Моим кавалером медицинский персонал нашего отделения называл старика Бориса Григорьевича, лежащего в девятой палате с острым гастритом. И как все больные с таким диагнозом был крайне раздражителен. Своё недовольство всем подряд, дед выражал резко, громко, не стесняясь в высказываниях. Соседей по палате старик называл дураками и вонючками, лечащего врача- напыщенным индюком, а сестёр и санитарок - недотраханными курицами. Но больше всего, он злился по поводу невозможности принять душ. Когда ему сообщили, о поломке душевой кабины, старик орал так, что сбежались сёстры с других отделений.

- Почему я должен вонять! – кричал он, тряся жидкой седой бородкой.- Безобразие! Позор!

В итоге, старику было позволено каждый вечер спускаться на нижний этаж, где располагалось хирургическое отделение, для приёма водных процедур. Но несмотря на это, старик продолжал ворчать, и благоволил лишь ко мне, по каким –то, лишь ему ведомым причинам.

- В твоих глазах печаль, а на лице усталость, - однажды сказал мне Борис Григорьевич, когда я вошла в девятую палату, чтобы сделать укол. – Ты чужая здесь, девочка.

- Я везде чужая, дед, - ответила я тогда машинально, так как старалась попасть в вену.

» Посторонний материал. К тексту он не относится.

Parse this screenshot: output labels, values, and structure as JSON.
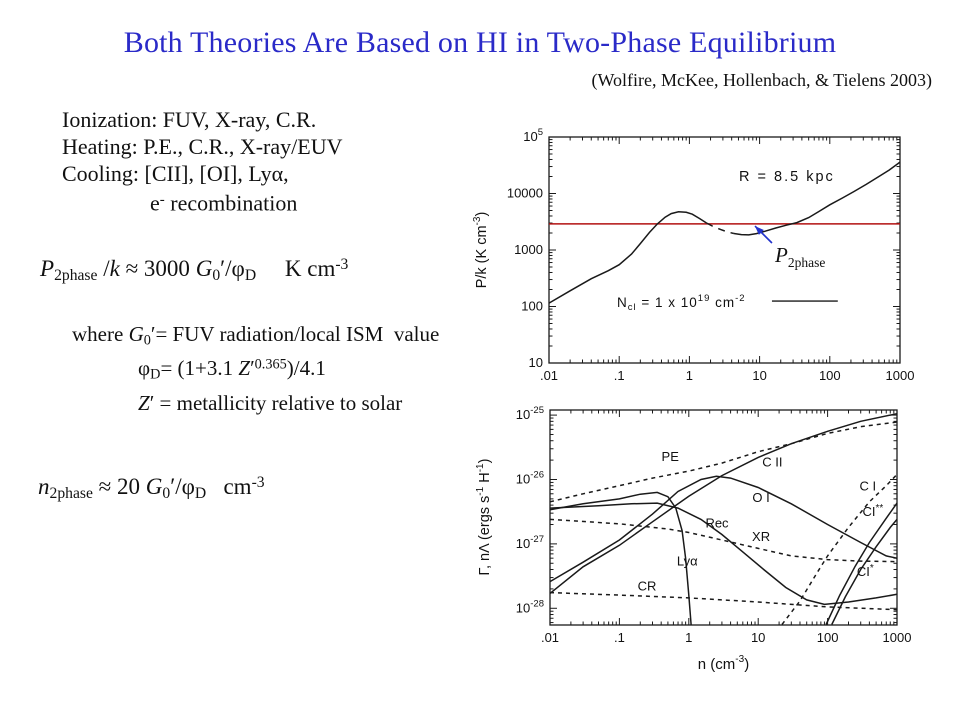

- Не может такого быть, чтобы везде, - сказал старик, вздрогнув, когда игла проткнула плоть. – У каждого человека есть место на планете, где он свой, где даже воздух будет для него, целебным. Вот только не всякий за свою короткую жизнь успевает это место найти.

Коллеги, вальяжно расположившись на протёртом и продавленном диване, потягивали суррогатный кофе из огромных керамических кружек. В воздухе висел горьковатый кофейный дух, и мне тоже невыносимо захотелось присоединиться к этим крупным женщинам в белых халатах, чтобы так же, как и они болтать ни о чём, тянуть горячий напиток из кружки и наслаждаться теплом и светом помещения. Но нет, дела сами, без моего участия делаться не будут.

- Ты сегодня выходишь в ночную, - с нарочитой небрежностью проговорила Кируся, шумно отхлебнув из своей кружки.

Пальчики, с острыми, розовыми, блестящими ноготками, нетерпеливо барабанили по вьющимся лианам от ручки до золоченого ободка. Лицо постовой сестры, круглое, будто блин, с узкими, словно щёлки, глазами, широкими скулами и крупным губастым ртом, готовилось расплыться в глумливой улыбке. Её товарки, Александра и Степанида, крупные, грудастые настолько, что пуговицы халата едва застёгивались, сжав с обеих сторон тощее, измученное диетами, тело Кируси, с готовностью, светящееся в глазах, с интересом ожидали моей реакции.

Информация, до моего, ещё не проснувшегося, сознания дошла не сразу. Непонимание сменилось с начала растерянностью, а потом, гневом и обидой. Да, в отличии от деловых от ушей до пят баб, у меня никаких планов не было. Я хотела просто купить немного масла, предварительно постояв за ним в длинной очереди, приготовить что-то на ужин и завалиться спать. А теперь, всему этому не суждено сбыться.

- Я отпросилась. Мне эта ночь ох как нужна! –Кируся мечтательно закатила глаза, одновременно, облизывая блестящие губки розовым язычком.

- Мне она тоже нужна, - проговорила я, чувствуя, как голос дрожит от напряжения, как всё внутри сжимается, готовясь к взрыву.

Почему я думала, что жизнь без солнечного света приемлема для меня, что смогу свыкнуться с постоянным холодом и темнотой, что легко приспособлюсь к самостоятельной жизни? Я физически ощущала, как с каждым днём, проведённым в суровом Амгроведске, силы покидают меня. Постоянная слабость, желание принять горизонтальное положение, тяжёлые ночи и беспросветные унылые дни, всё это выматывало, иссушало.